Automated account transfers boost fickle consumers

One in four adults would consider changing banks as a result of a new automatic account switching process launched in the UK today, according to research conducted by ICM for telenet bank Intelligent Finance.

The research suggests that three million adults have moved their current accounts in the last twelve months, up from the 1.66 million who said they had changed banks between March 2000 - 2001. Nearly six million more people say they are considering making a move in the year ahead.

According to the research, the new automatic process to switch customers’ standing orders and direct debits being introduced today by high street banks and building societies would make one in four adults, representative of some 12 million people, more likely to consider changing banks.

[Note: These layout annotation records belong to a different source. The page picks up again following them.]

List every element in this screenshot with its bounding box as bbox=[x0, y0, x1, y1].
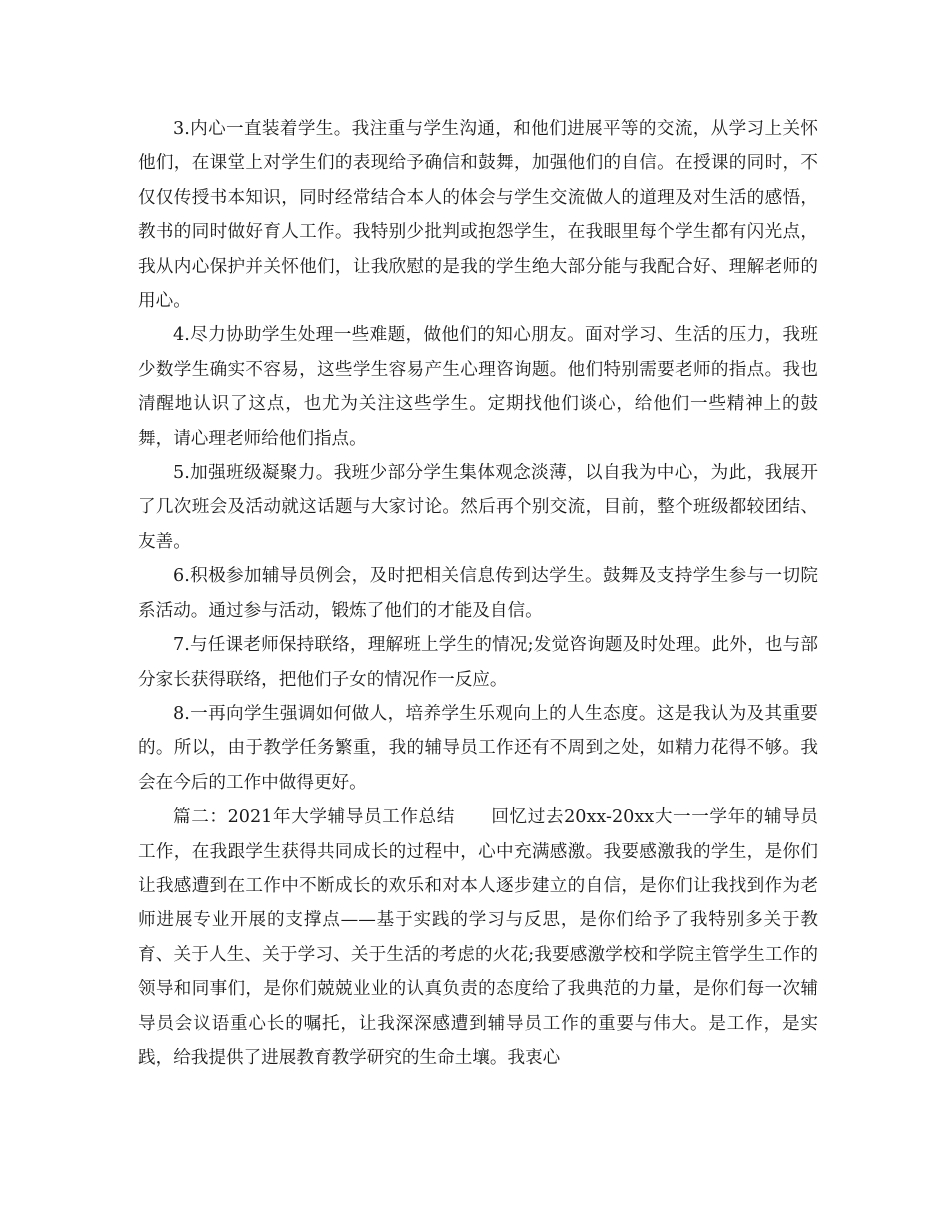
paragraph-item-6: 6.积极参加辅导员例会，及时把相关信息传到达学生。鼓舞及支持学生参与一切院系活动。通过参与活动，锻炼了他们的才能及自信。 bbox=[138, 566, 818, 621]
paragraph-item-5: 5.加强班级凝聚力。我班少部分学生集体观念淡薄，以自我为中心，为此，我展开了几次班会及活动就这话题与大家讨论。然后再个别交流，目前，整个班级都较团结、友善。 bbox=[138, 463, 818, 552]
paragraph-item-7: 7.与任课老师保持联络，理解班上学生的情况;发觉咨询题及时处理。此外，也与部分家长获得联络，把他们子女的情况作一反应。 bbox=[138, 635, 818, 690]
paragraph-part-two: 篇二：2021年大学辅导员工作总结 回忆过去20xx-20xx大一一学年的辅导员工作，在我跟学生获得共同成长的过程中，心中充满感激。我要感激我的学生，是你们让我感遭到在工作中不断成长的欢乐和对本人逐步建立的自信，是你们让我找到作为老师进展专业开展的支撑点——基于实践的学习与反思，是你们给予了我特别多关于教育、关于人生、关于学习、关于生活的考虑的火花;我要感激学校和学院主管学生工作的领导和同事们，是你们兢兢业业的认真负责的态度给了我典范的力量，是你们每一次辅导员会议语重心长的嘱托，让我深深感遭到辅导员工作的重要与伟大。是工作，是实践，给我提供了进展教育教学研究的生命土壤。我衷心 bbox=[138, 807, 818, 1068]
paragraph-item-8: 8.一再向学生强调如何做人，培养学生乐观向上的人生态度。这是我认为及其重要的。所以，由于教学任务繁重，我的辅导员工作还有不周到之处，如精力花得不够。我会在今后的工作中做得更好。 bbox=[138, 703, 818, 793]
paragraph-item-3: 3.内心一直装着学生。我注重与学生沟通，和他们进展平等的交流，从学习上关怀他们，在课堂上对学生们的表现给予确信和鼓舞，加强他们的自信。在授课的同时，不仅仅传授书本知识，同时经常结合本人的体会与学生交流做人的道理及对生活的感悟，教书的同时做好育人工作。我特别少批判或抱怨学生，在我眼里每个学生都有闪光点，我从内心保护并关怀他们，让我欣慰的是我的学生绝大部分能与我配合好、理解老师的用心。 bbox=[138, 119, 818, 312]
paragraph-item-4: 4.尽力协助学生处理一些难题，做他们的知心朋友。面对学习、生活的压力，我班少数学生确实不容易，这些学生容易产生心理咨询题。他们特别需要老师的指点。我也清醒地认识了这点，也尤为关注这些学生。定期找他们谈心，给他们一些精神上的鼓舞，请心理老师给他们指点。 bbox=[138, 325, 818, 449]
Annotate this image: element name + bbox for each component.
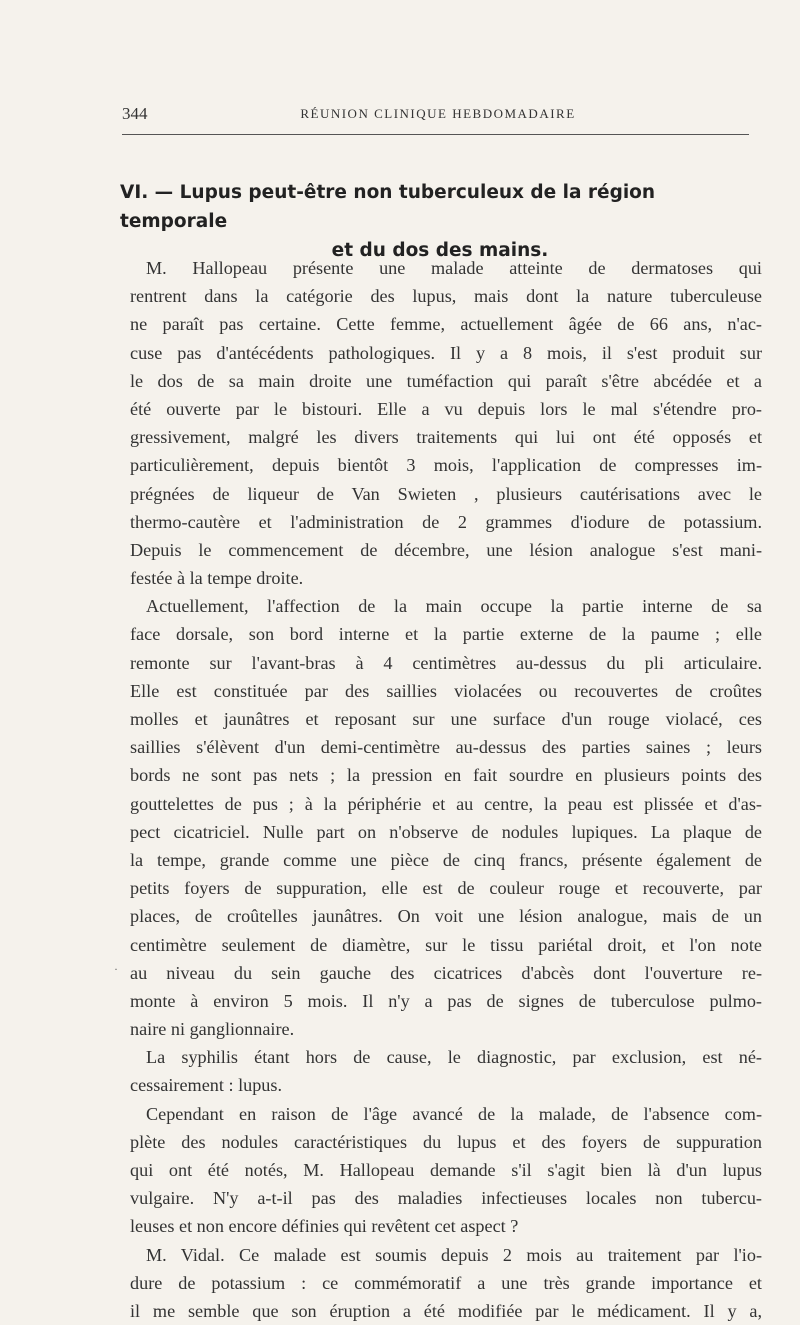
text-line: été ouverte par le bistouri. Elle a vu depuis lors le mal s'étendre pro-	[130, 398, 762, 419]
text-line: Elle est constituée par des saillies violacées ou recouvertes de croûtes	[130, 680, 762, 701]
text-line: saillies s'élèvent d'un demi-centimètre au-dessus des parties saines ; leurs	[130, 737, 762, 758]
text-line: naire ni ganglionnaire.	[130, 1019, 295, 1040]
body-text	[130, 254, 762, 1325]
text-line: qui ont été notés, M. Hallopeau demande s'il s'agit bien là d'un lupus	[130, 1160, 762, 1180]
text-line: M. Vidal. Ce malade est soumis depuis 2 mois au traitement par l'io-	[146, 1244, 762, 1265]
text-line: particulièrement, depuis bientôt 3 mois, l'application de compresses im-	[130, 455, 762, 476]
text-line: festée à la tempe droite.	[130, 568, 304, 589]
text-line: centimètre seulement de diamètre, sur le tissu pariétal droit, et l'on note	[130, 934, 762, 955]
page-number: 344	[122, 104, 148, 123]
running-head	[122, 104, 754, 128]
text-line: places, de croûtelles jaunâtres. On voit une lésion analogue, mais de un	[130, 906, 762, 927]
text-line: thermo-cautère et l'administration de 2 grammes d'iodure de potassium.	[130, 511, 762, 532]
text-line: gressivement, malgré les divers traitements qui lui ont été opposés et	[130, 427, 762, 448]
text-line: petits foyers de suppuration, elle est de couleur rouge et recouverte, par	[130, 878, 762, 899]
text-line: Actuellement, l'affection de la main occupe la partie interne de sa	[146, 596, 762, 617]
text-line: pect cicatriciel. Nulle part on n'observe de nodules lupiques. La plaque de	[130, 821, 762, 842]
text-line: dure de potassium : ce commémoratif a une très grande importance et	[130, 1272, 762, 1293]
text-line: leuses et non encore définies qui revêtent cet aspect ?	[130, 1216, 519, 1237]
text-line: gouttelettes de pus ; à la périphérie et au centre, la peau est plissée et d'as-	[130, 793, 762, 814]
text-line: molles et jaunâtres et reposant sur une surface d'un rouge violacé, ces	[130, 709, 762, 729]
section-title-line-2: et du dos des mains.	[331, 240, 549, 261]
text-line: La syphilis étant hors de cause, le diagnostic, par exclusion, est né-	[146, 1047, 762, 1068]
text-line: Depuis le commencement de décembre, une lésion analogue s'est mani-	[130, 539, 762, 560]
text-line: cuse pas d'antécédents pathologiques. Il y a 8 mois, il s'est produit sur	[130, 342, 762, 363]
text-line: remonte sur l'avant-bras à 4 centimètres au-dessus du pli articulaire.	[130, 652, 762, 673]
text-line: cessairement : lupus.	[130, 1075, 283, 1096]
text-line: plète des nodules caractéristiques du lupus et des foyers de suppuration	[130, 1131, 762, 1152]
text-line: face dorsale, son bord interne et la partie externe de la paume ; elle	[130, 624, 762, 645]
text-line: Cependant en raison de l'âge avancé de la malade, de l'absence com-	[146, 1103, 762, 1124]
text-line: la tempe, grande comme une pièce de cinq francs, présente également de	[130, 849, 762, 870]
section-title	[120, 178, 760, 265]
text-line: M. Hallopeau présente une malade atteinte de dermatoses qui	[146, 258, 762, 278]
text-line: monte à environ 5 mois. Il n'y a pas de signes de tuberculose pulmo-	[130, 990, 762, 1011]
text-line: vulgaire. N'y a-t-il pas des maladies infectieuses locales non tubercu-	[130, 1188, 762, 1209]
margin-mark: ·	[114, 962, 118, 976]
text-line: il me semble que son éruption a été modifiée par le médicament. Il y a,	[130, 1300, 762, 1321]
header-rule	[122, 134, 749, 135]
text-line: ne paraît pas certaine. Cette femme, actuellement âgée de 66 ans, n'ac-	[130, 314, 762, 335]
running-title: RÉUNION CLINIQUE HEBDOMADAIRE	[300, 106, 576, 121]
section-title-line-1: VI. — Lupus peut-être non tuberculeux de la région temporale	[120, 182, 656, 232]
text-line: au niveau du sein gauche des cicatrices d'abcès dont l'ouverture re-	[130, 962, 762, 983]
text-line: rentrent dans la catégorie des lupus, mais dont la nature tuberculeuse	[130, 286, 762, 307]
text-line: bords ne sont pas nets ; la pression en fait sourdre en plusieurs points des	[130, 765, 762, 786]
text-line: le dos de sa main droite une tuméfaction qui paraît s'être abcédée et a	[130, 370, 762, 391]
text-line: prégnées de liqueur de Van Swieten , plusieurs cautérisations avec le	[130, 483, 762, 504]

Results show younger and more affluent customers are showing the highest propensity to move to take advantage of better deals:
* over one in ten 18-34 year olds moved their current accounts in the last twelve months;
* one in six 18-34 year olds are considering moving their current accounts in the year ahead;
* one in ten ABC1’s have moved their accounts in the last twelve months;
* one in six ABC1’s are considering changing banks in the year ahead; and
* one in three 18-44 year olds and one in three ABC1’s would be more likely to change banks if a switching service for their standing orders and direct debits took the hassle out of moving.

Jim Spowart, chief executive, Intelligent Finance, comments: “Anything which makes it easier for customers to move banks in search of a better deal is a welcome step forward. We will keep a keen eye on the turnaround times from other banks.”

UK banks have moved to ease the account switching process in the face of mounting pressure from consumer groups and public bodies, who argued that some banks deliberately slowed the process of transferring customers' standing orders and debit instructions, thereby discouraging competition.